Well ... we've arrived.
We had two days of good sales, interesting customers and well, just enjoyed ourselves.
All books sold equally well really.
It was great to see interest in Strange Times 2, I'd worried that people would have forgotten Strange Times after all these years, seems not to be the case ... thankfully.
We did sell out of WesterNoir Issue 1 by around lunchtime on Saturday, which did hit sales as it made it difficult to sell the rest of the books, unless the customer already had number 1. Not much we could do about it on the day though, just one of those things.
All in all we had another great Con, sales were not as good as last year's but we did discuss a couple of new opportunities that if they come to fruition will be very interesting.
Looking forward to the next MCM event, which is in London and before that the Steampunk Asylum event in Lincoln.

It's all go.

Thursday, 28 July 2016

The WesterNoir Trade Paperback Collected Edition

I suddenly realized that we were selling many more copies of issue 1 and Conventions than I'd expected and that if I didn't do something, and quickly, I'd have very few to sell at the Manchester MCM.
How did I manage to get myself in this situation ?
I took my eye off the ball.
I'd already reprinted a few of the titles a couple of times but it's really tricky keeping equal numbers of the issues in print.
And I'd taken my eye off the ball.
My nephew had been wanting to get involved in Accent UK for quite a while and a little while ago I suggested he have a play with designing the WesterNoir TPB, which we wanted to have french flaps on, you know, just to make it a little different.
I quickly got in touch with Michael to see how it was going.
It was going pretty well.
Maybe, I thought, I can pull this off.
Would Stuart (or printer) pull together the PDF if I sent him all the tif files ?
'Of course Dave, no problem'.
Had Gary finished the new 10 page story that we wanted to add to the book ?
'Yep, just lettering it now'.
Had we got all the pin ups in from those that were interested in contributing one ?
A few emails later and 'Yes', over the next two days I'd have them all.
Did Gary have the Introduction that Mark Buckingham offered to do ?
We'd pulled it off.
But it was only 2 weeks and a bit to the Manchester MCM itself.
Could Stuart get them printed in time ?
Well, and email today confirmed that a good number of boxers had been shipped to my home address.
So, I made it.
As long as the delivery men don't take the boxes to the wrong house...

Sunday, 24 July 2016

More Than We Seem... where it all started.

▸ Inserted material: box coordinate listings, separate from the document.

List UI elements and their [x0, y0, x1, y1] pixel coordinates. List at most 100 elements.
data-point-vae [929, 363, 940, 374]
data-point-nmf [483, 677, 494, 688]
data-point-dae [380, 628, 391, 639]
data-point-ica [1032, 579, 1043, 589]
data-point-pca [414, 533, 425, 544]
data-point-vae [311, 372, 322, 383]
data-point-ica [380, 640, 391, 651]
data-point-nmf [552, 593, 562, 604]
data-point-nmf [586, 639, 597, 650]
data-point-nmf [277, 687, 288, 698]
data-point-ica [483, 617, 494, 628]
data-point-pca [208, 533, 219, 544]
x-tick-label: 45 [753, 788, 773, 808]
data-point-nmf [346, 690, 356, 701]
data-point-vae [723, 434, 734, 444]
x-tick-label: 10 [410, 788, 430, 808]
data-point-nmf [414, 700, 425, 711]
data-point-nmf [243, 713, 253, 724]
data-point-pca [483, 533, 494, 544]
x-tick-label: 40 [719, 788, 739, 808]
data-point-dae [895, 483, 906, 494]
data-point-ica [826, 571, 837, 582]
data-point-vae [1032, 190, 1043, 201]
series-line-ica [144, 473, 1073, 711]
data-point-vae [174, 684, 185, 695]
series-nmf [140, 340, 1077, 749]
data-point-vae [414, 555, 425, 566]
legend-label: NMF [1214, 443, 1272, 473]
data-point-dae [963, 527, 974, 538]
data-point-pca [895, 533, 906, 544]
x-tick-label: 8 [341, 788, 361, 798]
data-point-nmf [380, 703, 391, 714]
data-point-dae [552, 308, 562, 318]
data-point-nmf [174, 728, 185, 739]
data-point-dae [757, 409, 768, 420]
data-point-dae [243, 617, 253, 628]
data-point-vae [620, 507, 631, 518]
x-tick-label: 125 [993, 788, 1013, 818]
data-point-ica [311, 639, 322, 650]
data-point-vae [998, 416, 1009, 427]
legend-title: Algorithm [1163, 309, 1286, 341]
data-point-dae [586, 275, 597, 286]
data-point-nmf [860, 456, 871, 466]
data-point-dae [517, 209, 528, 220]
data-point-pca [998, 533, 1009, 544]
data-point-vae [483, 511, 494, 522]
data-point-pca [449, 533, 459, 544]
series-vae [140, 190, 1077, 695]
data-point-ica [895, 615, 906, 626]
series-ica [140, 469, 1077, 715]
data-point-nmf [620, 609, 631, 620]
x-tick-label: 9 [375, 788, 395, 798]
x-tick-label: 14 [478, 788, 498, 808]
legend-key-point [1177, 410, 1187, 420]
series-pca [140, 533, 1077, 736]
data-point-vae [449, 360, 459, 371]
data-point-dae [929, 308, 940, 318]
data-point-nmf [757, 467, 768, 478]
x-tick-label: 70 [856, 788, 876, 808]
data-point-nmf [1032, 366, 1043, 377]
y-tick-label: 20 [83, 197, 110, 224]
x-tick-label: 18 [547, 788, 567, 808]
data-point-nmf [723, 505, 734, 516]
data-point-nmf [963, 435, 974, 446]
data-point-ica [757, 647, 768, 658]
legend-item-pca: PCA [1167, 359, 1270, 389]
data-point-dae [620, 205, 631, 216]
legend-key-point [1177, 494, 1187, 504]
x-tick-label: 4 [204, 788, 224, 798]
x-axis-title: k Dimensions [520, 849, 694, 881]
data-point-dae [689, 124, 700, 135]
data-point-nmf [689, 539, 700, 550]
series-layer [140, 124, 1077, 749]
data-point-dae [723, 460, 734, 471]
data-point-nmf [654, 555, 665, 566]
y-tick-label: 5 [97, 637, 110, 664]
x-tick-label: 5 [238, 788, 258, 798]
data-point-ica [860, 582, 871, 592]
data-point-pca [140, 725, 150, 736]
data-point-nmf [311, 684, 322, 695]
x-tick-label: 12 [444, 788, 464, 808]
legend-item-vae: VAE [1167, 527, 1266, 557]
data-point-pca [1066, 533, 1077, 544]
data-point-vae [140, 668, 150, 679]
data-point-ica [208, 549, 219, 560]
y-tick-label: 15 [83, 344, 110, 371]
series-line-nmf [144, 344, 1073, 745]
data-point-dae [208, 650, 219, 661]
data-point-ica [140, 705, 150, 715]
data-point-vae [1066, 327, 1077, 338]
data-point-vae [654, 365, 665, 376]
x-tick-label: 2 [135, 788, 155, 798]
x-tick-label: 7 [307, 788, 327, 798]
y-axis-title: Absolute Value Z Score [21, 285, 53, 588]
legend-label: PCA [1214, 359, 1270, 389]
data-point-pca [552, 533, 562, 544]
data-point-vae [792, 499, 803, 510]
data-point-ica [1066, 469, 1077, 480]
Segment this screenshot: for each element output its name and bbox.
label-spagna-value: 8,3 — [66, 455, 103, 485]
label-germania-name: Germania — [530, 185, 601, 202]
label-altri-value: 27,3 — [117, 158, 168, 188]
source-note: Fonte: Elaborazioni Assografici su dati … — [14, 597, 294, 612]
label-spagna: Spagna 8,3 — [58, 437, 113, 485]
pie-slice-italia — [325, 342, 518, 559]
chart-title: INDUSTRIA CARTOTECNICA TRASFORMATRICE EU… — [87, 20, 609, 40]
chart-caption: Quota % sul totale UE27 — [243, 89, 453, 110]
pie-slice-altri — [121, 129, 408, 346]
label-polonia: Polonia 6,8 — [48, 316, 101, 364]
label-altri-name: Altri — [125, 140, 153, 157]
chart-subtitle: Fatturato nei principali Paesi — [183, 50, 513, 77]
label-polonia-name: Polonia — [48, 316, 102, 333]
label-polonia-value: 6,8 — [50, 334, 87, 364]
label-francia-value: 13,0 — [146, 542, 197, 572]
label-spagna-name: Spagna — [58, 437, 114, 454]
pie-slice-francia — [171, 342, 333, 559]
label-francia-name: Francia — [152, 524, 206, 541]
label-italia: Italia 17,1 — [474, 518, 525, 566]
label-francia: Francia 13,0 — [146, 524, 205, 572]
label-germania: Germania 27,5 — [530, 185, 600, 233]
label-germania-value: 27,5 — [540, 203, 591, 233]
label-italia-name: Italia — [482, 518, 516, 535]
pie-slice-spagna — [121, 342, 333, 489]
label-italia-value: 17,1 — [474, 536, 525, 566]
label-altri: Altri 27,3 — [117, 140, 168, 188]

John Freeman over on Down The Tubes has been going through small press/independent comics of the Mid 1990s and name checks my first go at producing a comic book, called More Than We Seem, which I co-created with writer Larry Betts.
It was an opportunity to learn the whole 'making your own comic' process and business, but wasn't something that I could keep going and so ended around issue 6.
Great fun while it lasted though and nice of John to remember it.